We have all witnessed or experienced the grudges that can exist in the workplace between coworkers. This unfortunate happenstance can determine the quality of the work environment in any organization. If leaders project an atmosphere of punishment for errors, they will foster an air of bad feelings and finger pointing among their employees. If they put stock in the value of every employee’s contribution and use mistakes as important lessons to improve, they will succeed in creating an environment where every person has a chance to do their very best.

Sometimes bad feelings among coworkers are based on small frictions that, when left unaddressed, can grow into hidden wounds that fester for years and affect everything they touch. I once worked in an organization where two of the top managers had not spoken to each other for years. When I asked each one individually why they disliked the other so much, I was surprised to find eerily similar responses. Apparently years before they had argued over a company designated parking space. Each one judged the other as self centered and untrustworthy for having argued to have the space in the first place. Expectedly, their corresponding staff was mired in a continual array of one friction after another among coworkers.

Silly as this incident may sound, I am sure you can find dozens of like confrontations in all organizations.

The ability to forgive is an important quality for anyone who hopes to lead an organization, a group or a family in a positive direction. This does not mean leaders should overlook errors or bad behavior by others; on the contrary, people should be held accountable. However, it is how these incidents are addressed that makes the difference in the work place, or anywhere else for that matter.

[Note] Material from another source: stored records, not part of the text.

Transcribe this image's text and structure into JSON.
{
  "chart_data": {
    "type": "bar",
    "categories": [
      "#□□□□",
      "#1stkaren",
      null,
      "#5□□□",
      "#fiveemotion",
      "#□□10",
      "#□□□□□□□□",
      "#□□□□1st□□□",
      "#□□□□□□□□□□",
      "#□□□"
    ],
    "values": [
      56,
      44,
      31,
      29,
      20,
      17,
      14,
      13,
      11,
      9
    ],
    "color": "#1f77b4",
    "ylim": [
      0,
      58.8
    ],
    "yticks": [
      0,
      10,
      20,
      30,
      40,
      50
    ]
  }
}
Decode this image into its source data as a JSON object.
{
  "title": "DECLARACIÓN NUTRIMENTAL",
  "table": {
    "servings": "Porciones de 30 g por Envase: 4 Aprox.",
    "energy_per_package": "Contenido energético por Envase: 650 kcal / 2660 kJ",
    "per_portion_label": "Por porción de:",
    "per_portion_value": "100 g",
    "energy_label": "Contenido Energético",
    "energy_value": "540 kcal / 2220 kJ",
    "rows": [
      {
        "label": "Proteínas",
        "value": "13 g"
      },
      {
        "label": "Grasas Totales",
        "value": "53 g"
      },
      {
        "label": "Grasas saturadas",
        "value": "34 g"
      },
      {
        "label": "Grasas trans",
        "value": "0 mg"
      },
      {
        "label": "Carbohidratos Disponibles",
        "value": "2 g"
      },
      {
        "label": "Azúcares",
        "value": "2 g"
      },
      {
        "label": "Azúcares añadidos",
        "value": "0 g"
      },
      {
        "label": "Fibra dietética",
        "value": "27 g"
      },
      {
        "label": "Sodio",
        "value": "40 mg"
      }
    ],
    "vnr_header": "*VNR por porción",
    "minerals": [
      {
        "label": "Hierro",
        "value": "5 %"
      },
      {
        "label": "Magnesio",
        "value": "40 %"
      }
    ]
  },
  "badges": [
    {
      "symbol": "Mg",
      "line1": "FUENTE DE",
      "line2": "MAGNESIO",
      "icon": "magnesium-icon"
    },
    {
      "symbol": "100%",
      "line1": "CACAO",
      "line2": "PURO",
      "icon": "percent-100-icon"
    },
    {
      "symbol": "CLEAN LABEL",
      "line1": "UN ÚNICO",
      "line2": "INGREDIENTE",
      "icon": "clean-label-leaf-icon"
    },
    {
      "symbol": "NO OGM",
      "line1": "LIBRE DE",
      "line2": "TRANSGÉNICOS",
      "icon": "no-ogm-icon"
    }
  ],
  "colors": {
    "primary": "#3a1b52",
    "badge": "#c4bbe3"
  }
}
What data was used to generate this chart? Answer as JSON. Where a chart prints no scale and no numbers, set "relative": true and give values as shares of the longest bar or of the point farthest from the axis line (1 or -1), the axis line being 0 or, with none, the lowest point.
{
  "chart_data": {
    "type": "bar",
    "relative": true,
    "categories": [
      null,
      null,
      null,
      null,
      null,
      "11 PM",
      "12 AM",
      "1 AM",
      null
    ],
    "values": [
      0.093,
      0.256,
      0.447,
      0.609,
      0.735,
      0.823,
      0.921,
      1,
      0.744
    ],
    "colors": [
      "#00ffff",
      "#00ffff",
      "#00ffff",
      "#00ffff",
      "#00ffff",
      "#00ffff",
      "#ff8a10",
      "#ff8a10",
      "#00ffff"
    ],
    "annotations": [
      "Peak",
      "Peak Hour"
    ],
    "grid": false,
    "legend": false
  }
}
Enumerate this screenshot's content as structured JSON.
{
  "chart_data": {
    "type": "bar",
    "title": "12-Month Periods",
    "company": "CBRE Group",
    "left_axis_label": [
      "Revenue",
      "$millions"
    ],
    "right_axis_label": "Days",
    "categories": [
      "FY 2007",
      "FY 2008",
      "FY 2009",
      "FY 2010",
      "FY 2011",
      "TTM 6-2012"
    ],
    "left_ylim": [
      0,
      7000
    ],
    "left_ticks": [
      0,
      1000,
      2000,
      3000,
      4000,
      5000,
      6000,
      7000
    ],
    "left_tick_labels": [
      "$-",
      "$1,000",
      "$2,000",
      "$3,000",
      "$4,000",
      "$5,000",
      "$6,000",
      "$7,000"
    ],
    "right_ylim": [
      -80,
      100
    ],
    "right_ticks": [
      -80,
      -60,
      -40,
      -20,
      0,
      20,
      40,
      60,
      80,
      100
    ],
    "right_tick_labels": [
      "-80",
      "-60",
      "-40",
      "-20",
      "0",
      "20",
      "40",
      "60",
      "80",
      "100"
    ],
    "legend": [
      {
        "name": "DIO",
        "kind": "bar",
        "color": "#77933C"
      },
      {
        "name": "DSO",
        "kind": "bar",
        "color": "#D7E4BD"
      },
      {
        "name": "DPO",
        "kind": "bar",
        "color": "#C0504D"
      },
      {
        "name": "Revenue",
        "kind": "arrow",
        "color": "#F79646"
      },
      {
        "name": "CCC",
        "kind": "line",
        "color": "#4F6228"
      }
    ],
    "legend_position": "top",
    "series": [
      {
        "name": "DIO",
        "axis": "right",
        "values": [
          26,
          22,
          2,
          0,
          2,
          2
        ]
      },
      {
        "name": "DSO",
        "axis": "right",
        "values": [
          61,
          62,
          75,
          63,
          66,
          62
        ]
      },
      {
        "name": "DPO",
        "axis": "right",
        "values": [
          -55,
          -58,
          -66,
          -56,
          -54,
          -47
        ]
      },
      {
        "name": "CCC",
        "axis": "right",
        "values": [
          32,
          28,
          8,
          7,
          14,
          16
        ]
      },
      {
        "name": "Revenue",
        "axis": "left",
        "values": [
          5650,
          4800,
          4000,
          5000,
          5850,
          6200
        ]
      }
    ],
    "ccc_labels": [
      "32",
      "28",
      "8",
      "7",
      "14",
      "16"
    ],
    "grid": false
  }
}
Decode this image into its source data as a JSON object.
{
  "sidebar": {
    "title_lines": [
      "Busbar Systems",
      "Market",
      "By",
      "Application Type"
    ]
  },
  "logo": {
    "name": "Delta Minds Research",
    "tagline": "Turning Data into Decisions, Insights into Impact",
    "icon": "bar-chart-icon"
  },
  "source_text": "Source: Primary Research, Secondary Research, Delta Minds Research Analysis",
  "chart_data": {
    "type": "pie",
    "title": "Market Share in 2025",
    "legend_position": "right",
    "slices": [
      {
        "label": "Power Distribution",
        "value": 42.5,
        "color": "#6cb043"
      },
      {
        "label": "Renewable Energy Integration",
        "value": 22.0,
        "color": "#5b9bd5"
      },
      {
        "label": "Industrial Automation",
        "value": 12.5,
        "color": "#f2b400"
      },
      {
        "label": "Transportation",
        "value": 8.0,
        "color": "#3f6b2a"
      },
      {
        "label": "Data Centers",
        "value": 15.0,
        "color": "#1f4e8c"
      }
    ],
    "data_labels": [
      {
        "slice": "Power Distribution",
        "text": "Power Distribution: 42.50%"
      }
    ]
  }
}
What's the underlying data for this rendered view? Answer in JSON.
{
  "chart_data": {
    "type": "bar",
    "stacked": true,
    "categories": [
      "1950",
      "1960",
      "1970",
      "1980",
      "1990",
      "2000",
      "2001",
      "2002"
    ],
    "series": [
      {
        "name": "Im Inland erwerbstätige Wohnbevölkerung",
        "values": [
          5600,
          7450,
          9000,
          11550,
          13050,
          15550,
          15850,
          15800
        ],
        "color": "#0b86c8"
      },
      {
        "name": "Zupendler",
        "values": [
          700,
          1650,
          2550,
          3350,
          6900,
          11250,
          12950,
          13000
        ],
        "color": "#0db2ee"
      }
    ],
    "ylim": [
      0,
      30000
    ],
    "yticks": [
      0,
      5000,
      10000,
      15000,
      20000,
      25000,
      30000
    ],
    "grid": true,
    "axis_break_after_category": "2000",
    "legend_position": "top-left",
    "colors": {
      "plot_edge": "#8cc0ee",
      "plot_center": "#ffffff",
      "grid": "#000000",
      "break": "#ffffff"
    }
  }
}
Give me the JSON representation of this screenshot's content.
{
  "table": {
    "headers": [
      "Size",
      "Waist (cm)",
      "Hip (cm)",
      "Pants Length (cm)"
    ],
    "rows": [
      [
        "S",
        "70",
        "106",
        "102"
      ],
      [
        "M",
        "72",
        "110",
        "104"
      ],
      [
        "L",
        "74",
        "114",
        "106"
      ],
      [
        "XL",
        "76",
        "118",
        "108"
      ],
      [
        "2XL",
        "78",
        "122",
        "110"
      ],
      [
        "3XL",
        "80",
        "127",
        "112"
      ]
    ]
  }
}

The interesting aspect of any virtue is that you cannot fake them into your psyche; you must have lived them first. Developing the ability to forgive others is honed by the knowledge of how our own mistakes were handled. We can all recall times in our lives when we made mistakes. We can also remember the pain we felt if we were belittled and punished for them. We can also evoke the redemptive buoyancy we experienced when those around us were gentle and forgiving enough to help us confront and overcome the consequences we had created for ourselves. It is by accepting and understanding our own frailties that lead us to make mistakes, that we realize others are human as well. It is by understanding that others aren’t always perfect we can become gentle and forgiving enough to lead them through the necessary learning process that are contained within mistakes.

When mistakes or bad things happen in the work place, good leaders don’t offer judgment, they offer perspective and motivation to learn and move forward. In so doing, they transform their colleagues and their efforts into better people and greater outcomes.